Strategic Implementation: Architectural Patterns for Cost-Efficient Agents
When an agent loop runs for many turns, the token bill can dominate the compute bill. Architectural decisions that reduce the number of tokens generated or consumed per turn have a direct impact on operating cost. The following patterns are designed to keep the token footprint low while preserving the flexibility that long‑running agents need.
Hierarchical Planning
Separate the high‑level planner from the low‑level executor. The planner produces a concise plan description that is stored in a short‑lived state object. Each executor step receives only the relevant sub‑goal, not the full history. This reduces the context window for the language model at every turn. In practice the planner can be a stateless function that returns a JSON plan; the executor reads the plan entry, performs its tool call, and writes the result back. Because the planner runs once per goal, the system prompt is reused without repetition.

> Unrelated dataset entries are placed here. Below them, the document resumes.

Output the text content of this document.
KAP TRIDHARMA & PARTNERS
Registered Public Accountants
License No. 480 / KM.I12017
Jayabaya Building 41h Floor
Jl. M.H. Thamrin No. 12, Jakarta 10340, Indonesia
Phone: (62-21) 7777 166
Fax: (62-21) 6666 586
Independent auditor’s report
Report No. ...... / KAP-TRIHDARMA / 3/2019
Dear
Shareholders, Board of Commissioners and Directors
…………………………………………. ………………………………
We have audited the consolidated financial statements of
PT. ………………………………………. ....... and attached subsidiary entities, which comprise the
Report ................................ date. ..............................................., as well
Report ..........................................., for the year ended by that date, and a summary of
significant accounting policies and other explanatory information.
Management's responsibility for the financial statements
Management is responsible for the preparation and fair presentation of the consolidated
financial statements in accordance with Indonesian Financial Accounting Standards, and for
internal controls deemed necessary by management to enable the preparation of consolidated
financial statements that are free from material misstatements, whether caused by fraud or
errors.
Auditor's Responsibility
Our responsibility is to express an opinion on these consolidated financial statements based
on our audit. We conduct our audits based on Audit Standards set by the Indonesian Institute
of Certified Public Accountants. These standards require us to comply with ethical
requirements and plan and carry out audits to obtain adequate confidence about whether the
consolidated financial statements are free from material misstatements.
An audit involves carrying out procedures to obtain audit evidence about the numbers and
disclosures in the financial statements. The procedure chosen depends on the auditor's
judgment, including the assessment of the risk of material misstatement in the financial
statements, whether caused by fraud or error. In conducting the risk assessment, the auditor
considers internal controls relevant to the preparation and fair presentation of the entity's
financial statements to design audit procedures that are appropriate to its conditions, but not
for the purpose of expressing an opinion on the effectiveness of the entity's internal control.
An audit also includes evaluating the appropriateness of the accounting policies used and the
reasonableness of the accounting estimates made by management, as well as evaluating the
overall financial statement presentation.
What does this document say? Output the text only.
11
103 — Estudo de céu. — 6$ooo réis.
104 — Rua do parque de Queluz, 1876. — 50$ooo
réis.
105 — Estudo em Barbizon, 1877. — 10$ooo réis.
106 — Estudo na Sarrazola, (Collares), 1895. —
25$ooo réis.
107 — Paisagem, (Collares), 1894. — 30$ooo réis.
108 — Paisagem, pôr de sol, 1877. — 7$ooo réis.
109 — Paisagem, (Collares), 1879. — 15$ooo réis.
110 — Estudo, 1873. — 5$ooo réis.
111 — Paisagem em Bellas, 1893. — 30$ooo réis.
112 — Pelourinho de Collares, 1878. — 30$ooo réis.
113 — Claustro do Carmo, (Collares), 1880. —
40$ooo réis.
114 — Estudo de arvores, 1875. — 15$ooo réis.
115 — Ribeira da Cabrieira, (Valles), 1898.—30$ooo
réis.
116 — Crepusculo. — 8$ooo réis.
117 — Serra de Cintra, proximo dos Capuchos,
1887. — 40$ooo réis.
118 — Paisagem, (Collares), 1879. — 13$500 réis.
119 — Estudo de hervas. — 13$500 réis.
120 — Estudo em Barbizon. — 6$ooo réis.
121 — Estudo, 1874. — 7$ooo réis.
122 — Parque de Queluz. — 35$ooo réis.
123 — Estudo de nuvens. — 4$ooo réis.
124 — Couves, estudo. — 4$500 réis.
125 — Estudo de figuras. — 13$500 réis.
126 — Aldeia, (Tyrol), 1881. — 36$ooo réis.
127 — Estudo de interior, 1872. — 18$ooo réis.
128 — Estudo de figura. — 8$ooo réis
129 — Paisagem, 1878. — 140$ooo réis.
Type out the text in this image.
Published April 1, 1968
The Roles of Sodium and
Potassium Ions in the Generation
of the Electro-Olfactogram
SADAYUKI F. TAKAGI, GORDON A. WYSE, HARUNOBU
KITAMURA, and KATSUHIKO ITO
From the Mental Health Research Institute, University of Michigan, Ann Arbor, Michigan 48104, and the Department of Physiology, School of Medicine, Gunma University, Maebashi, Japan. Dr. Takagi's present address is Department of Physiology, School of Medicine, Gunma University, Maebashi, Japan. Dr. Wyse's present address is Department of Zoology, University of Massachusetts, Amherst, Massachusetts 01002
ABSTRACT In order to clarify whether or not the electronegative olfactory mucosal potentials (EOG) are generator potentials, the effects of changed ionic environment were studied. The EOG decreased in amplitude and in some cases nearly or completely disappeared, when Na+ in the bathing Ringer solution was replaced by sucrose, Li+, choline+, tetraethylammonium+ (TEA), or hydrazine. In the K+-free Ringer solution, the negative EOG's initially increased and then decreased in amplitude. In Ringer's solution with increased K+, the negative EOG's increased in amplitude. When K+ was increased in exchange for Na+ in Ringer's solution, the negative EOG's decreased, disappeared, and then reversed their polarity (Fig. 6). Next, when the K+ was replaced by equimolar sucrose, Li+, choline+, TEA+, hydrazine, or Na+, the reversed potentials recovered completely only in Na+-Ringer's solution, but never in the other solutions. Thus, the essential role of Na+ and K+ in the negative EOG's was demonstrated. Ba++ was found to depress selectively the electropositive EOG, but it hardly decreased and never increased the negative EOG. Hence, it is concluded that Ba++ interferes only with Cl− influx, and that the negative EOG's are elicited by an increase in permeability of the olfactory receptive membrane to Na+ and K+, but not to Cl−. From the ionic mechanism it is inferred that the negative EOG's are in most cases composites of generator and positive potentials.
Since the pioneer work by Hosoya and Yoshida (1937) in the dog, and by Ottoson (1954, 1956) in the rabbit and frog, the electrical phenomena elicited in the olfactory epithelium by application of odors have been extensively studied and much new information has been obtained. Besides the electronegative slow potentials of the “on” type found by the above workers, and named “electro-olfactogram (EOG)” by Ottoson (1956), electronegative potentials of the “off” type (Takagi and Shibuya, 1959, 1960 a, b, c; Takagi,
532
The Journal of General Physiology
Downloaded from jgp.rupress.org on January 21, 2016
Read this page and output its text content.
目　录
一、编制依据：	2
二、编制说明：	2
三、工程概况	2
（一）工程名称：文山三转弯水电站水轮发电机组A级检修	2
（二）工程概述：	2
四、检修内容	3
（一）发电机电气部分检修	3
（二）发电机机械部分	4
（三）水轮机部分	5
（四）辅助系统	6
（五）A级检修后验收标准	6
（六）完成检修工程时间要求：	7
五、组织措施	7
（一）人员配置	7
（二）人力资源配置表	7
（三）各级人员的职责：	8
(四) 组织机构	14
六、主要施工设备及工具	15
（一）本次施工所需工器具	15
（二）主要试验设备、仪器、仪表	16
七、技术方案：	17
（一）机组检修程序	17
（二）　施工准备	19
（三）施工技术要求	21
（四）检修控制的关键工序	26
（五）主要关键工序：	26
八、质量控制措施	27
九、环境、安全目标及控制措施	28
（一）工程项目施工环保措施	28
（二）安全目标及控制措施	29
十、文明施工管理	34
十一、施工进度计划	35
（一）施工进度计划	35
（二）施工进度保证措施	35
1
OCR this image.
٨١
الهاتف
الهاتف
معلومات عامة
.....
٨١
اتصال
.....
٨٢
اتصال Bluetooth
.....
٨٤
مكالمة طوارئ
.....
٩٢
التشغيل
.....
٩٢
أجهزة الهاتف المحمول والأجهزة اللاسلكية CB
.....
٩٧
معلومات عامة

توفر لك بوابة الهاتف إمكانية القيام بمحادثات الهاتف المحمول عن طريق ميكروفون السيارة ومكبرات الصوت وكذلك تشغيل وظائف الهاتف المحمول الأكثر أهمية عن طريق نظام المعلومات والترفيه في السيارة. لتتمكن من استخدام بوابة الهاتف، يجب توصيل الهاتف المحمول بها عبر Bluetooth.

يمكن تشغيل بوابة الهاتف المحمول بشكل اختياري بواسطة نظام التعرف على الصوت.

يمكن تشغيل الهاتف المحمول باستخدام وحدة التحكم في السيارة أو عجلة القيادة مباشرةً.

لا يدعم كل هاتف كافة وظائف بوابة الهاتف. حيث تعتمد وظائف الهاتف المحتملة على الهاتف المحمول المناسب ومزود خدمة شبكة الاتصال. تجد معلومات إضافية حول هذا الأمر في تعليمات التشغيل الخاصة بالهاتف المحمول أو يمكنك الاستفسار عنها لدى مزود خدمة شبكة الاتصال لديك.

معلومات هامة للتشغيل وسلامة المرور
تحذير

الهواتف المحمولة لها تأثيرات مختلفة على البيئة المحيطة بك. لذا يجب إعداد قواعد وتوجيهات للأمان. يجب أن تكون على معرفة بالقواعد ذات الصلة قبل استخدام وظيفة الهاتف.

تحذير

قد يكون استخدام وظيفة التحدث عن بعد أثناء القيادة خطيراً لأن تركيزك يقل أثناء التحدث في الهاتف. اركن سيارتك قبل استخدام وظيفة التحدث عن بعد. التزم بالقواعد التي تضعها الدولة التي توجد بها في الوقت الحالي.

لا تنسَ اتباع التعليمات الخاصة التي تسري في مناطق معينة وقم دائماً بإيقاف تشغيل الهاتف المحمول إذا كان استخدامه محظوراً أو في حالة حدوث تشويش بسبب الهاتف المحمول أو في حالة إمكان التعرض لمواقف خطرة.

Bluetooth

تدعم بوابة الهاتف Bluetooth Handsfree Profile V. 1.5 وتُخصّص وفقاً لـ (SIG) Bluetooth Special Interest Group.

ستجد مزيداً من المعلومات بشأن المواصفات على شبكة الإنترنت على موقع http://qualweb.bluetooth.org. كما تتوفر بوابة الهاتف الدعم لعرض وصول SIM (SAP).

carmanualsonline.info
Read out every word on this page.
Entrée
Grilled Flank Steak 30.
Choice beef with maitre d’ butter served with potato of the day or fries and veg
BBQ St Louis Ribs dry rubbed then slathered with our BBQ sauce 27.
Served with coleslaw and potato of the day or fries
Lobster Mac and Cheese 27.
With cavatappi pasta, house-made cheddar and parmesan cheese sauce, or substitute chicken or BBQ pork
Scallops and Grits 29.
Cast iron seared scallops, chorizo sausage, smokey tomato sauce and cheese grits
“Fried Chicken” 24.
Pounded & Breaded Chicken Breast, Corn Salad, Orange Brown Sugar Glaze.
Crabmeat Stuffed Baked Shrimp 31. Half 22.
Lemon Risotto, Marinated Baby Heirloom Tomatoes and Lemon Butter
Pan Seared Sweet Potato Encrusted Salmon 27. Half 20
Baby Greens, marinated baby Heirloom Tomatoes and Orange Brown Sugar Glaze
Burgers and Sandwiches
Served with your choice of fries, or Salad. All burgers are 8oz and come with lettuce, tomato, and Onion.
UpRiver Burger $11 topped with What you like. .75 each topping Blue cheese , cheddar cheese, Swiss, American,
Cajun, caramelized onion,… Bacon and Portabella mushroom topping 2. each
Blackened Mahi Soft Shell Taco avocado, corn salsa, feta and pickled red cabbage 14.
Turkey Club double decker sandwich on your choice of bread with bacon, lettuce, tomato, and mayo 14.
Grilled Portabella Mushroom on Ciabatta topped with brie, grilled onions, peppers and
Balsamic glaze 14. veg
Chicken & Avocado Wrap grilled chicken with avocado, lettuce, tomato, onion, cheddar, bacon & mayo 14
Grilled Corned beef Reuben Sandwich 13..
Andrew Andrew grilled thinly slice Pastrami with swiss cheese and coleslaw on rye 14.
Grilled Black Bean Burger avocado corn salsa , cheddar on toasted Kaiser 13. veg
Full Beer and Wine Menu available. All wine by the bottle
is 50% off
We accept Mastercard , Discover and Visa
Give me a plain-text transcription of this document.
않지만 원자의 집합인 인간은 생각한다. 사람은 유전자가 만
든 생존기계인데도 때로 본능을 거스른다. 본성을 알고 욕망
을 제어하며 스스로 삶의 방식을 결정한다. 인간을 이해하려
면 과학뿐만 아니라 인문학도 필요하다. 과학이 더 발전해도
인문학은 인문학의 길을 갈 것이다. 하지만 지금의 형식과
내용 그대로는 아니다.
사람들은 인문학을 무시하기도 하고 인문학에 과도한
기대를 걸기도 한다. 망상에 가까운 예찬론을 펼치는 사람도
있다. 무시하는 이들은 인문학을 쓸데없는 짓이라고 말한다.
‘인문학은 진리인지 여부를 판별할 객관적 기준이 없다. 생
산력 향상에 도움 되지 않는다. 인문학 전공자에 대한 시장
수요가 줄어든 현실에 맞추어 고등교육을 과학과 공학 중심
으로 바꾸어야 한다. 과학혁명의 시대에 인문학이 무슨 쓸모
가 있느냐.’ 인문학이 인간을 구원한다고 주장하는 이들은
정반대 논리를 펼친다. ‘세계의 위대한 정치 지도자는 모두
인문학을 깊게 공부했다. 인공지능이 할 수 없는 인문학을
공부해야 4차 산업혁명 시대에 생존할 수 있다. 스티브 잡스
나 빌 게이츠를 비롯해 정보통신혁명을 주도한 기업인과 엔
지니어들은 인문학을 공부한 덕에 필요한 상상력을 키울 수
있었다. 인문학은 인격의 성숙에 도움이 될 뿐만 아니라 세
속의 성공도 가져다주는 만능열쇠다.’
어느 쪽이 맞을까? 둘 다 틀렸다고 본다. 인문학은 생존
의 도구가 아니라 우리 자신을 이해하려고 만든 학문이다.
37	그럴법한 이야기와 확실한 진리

Shared Prompt and Result Cache
Cache both the system prompt and the outputs of deterministic tools. When a tool call is repeated with identical arguments, the cached result is inserted directly into the agent’s context, bypassing the model. A simple in‑memory dictionary keyed by a hash of the tool input is sufficient for many workloads. The cache also stores the rendered system prompt so that the model never has to re‑process the same prompt text. This pattern turns what would be a repeated token cost into a constant‑time dictionary lookup.
import hashlib
prompt_cache = {}
tool_cache = {}
def get_prompt(key):
if key not in prompt_cache:
prompt_cache[key] = render_system_prompt(key)
return prompt_cache[key]
def call_tool(name, args):
h = hashlib.sha256(f"{name}:{args}".encode()).hexdigest()
if h in tool_cache:
return tool_cache[h]
result = external_tool(name, args)
tool_cache[h] = result
return result
Event‑Driven Orchestration
Use an event bus to decouple tool execution from language model inference. The agent publishes a “need‑tool‑output” event; a worker service consumes the event, runs the tool, and returns the result as a new event. The language model only processes the event payload, which can be a short identifier rather than the full tool request. This reduces the number of tokens the model sees and allows parallel processing of independent tool calls.
Adaptive Batching
Group multiple independent tool requests into a single batch when the latency budget permits. The batch is represented by a compact list of identifiers, and the model generates a single response that references each identifier. The downstream worker expands the batch, runs each tool, and stores the results. Batching amortizes the fixed cost of the system prompt across many requests, lowering the per‑request token cost.
Stateless Service Mesh
Deploy the agent as a collection of stateless services behind a mesh that handles retries, rate limiting, and circuit breaking. Stateless services can be scaled horizontally, and the mesh can enforce a maximum token budget per request. When the budget is exceeded, the mesh returns a “budget‑exhausted” signal that the agent interprets as a cue to truncate its reasoning or to request a higher‑level plan revision.
These patterns are not mutually exclusive; they are often combined to achieve the best cost‑performance trade‑off. Choose hierarchical planning when the goal can be decomposed cleanly, shared caching when tool calls are deterministic, and event‑driven orchestration when latency can be hidden behind asynchronous processing. The right mix will keep token consumption predictable and keep long‑running agents economically viable.